De anikin a 2 de Novembro de 2007 às 08:14
E como és tu para "o outro"?

Será que "o outro" fica sempre a achar que percebes alguma coisa disso?
De antídoto a 5 de Novembro de 2007 às 11:43
Tentar usar lógica e razão para interpretar as cabecinhas humanas é tempo perdido.

E esse contrato funcionaria se as pessoas, antes, se dessem verdadeiramente a conhecer.

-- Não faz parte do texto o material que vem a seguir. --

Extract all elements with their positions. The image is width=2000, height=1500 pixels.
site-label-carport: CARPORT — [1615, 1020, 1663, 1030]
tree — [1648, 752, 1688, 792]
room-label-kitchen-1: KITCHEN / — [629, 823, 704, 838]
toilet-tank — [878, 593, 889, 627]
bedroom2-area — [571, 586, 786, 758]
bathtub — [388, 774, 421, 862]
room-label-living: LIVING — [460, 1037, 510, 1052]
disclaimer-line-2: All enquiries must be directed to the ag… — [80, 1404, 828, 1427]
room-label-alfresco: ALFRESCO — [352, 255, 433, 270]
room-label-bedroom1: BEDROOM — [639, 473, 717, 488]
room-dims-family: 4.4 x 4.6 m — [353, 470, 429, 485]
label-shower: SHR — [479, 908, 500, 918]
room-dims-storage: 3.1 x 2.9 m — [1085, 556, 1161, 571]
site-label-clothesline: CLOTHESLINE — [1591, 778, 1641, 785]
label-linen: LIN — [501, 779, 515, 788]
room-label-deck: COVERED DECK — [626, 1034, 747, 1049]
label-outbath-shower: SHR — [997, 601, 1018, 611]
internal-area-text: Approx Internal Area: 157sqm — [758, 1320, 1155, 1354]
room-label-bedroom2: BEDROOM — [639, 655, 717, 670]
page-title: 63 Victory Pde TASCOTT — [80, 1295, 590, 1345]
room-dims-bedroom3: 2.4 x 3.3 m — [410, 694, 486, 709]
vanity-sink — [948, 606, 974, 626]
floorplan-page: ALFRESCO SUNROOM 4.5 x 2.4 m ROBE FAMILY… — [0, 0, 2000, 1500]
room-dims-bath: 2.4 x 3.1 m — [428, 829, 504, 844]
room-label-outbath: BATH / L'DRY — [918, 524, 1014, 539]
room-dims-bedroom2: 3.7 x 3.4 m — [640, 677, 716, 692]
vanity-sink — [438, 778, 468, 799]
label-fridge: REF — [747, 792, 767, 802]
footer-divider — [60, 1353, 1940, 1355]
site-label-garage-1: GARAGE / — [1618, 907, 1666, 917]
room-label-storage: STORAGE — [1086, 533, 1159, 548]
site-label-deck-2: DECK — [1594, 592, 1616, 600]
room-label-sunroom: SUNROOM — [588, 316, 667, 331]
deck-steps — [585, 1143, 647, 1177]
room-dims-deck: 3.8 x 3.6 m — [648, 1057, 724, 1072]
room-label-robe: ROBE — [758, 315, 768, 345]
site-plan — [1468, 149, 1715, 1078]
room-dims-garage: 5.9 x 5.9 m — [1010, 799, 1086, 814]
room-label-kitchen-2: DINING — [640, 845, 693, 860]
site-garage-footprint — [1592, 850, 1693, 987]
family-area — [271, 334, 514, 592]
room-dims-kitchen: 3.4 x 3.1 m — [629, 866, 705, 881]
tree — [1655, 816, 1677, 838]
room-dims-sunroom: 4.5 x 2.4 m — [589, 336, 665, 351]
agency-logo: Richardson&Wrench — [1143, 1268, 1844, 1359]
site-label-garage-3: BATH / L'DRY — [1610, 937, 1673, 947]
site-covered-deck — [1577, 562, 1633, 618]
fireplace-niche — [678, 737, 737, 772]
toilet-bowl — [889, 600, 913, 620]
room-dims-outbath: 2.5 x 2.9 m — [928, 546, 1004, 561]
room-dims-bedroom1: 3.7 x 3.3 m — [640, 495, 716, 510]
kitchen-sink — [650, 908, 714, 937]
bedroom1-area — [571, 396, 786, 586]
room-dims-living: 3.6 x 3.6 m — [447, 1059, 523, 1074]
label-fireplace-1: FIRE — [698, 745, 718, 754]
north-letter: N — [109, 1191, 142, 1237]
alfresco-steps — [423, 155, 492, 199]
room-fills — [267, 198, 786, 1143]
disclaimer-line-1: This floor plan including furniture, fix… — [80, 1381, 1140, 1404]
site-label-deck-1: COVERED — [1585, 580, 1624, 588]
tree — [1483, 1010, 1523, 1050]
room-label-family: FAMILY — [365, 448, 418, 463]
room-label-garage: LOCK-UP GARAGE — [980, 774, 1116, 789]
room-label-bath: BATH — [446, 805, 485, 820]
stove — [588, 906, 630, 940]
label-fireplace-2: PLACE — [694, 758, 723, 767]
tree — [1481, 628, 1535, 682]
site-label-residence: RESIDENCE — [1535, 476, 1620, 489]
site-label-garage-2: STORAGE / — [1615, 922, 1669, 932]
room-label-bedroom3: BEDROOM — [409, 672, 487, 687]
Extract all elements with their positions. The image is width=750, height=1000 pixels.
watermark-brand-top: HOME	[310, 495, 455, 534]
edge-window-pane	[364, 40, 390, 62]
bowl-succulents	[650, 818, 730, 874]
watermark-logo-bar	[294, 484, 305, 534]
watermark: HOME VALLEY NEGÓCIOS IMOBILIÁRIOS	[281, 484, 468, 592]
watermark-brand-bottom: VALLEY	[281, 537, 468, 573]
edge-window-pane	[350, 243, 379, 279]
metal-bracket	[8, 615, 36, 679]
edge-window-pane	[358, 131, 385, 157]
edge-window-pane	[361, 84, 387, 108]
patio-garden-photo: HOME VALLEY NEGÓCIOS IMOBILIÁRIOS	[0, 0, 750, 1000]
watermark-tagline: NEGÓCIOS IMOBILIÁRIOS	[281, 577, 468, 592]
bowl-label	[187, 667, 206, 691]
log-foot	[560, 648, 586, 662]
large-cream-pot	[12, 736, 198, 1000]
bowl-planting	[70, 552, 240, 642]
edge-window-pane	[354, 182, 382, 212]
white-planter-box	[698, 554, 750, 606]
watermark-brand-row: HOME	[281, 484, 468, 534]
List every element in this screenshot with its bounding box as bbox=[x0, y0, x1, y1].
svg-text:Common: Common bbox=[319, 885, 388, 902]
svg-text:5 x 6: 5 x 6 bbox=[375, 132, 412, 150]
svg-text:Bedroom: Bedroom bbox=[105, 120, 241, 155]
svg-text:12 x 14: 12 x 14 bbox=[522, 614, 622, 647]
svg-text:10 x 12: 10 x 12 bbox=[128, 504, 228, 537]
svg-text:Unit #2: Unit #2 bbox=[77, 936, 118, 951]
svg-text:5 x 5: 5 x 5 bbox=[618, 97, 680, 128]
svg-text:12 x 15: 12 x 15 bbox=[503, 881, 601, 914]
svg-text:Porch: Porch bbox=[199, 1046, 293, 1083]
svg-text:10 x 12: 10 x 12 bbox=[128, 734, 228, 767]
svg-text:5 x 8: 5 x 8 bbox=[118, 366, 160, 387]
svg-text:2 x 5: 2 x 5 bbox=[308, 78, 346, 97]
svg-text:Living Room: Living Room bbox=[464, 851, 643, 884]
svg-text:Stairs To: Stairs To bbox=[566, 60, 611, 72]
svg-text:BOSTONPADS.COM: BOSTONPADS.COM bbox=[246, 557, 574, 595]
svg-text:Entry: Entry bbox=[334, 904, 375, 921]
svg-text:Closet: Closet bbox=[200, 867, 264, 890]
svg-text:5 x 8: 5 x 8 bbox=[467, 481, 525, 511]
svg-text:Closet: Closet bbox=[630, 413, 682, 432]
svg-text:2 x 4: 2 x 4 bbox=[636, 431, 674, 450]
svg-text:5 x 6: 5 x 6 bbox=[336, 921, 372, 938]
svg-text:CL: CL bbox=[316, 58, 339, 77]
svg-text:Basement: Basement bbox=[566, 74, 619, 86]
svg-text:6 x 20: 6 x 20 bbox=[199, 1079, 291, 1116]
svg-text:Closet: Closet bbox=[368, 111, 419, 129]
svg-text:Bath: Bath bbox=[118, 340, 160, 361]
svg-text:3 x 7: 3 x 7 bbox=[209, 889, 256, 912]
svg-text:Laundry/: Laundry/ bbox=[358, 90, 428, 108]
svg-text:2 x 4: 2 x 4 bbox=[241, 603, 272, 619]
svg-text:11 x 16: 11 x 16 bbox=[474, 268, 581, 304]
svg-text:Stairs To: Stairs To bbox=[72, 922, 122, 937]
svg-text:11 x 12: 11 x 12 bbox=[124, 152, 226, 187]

Mas como na realidade nem se conhecem a elas próprias...
De oamante a 8 de Novembro de 2007 às 12:20
É como diz o Antídoto, as pessoas muitas vezes nem se conhecem a si próprias e desatam a exigir dos outros aquilo que nem a elas exigem.
Acontece também que o problema do contrato de casamento ou similar, é que toda a gente sabe que cláusulas ele tem, mas esquecem-se de ir lá lê-lo e fazem asneira, porque se guiaram pelos que os outros dizem, ou fazem!
Não há uma clara interiorização do que significa aceitar outra pessoa na nossa vida e acontece aquilo que está muito em voga: pessoas a casarem cada vez mais tarde, porque preferem viver como gostam, em vez de aceitar partilhar a vida. Partilhar implica, sempre, ceder um pouco. Há que não ceder demais, nem de menos. E é esse jogo que é difícil!
Pensar que vamos partilhar a casa e fazer o que sempre quisemos... é insano.
Também temos de aceitar o outro sem impor tantas regras: hoje há a ideia que temos de casar com uma pessoa ideal. Erro crasso! Ninguém é ideal!
Casemo-nos com aquela pessoa que nos parece mais apta do que as outras e aceitemos as suas imperfeições. Joguemo-nos de cabeça.
Depois? Isso é algo para se ir vendo, mas penso que o facto de nos jogarmos de cabeça é importante. O sacrifício também, para não sairmos da relação ao mínimo conflito!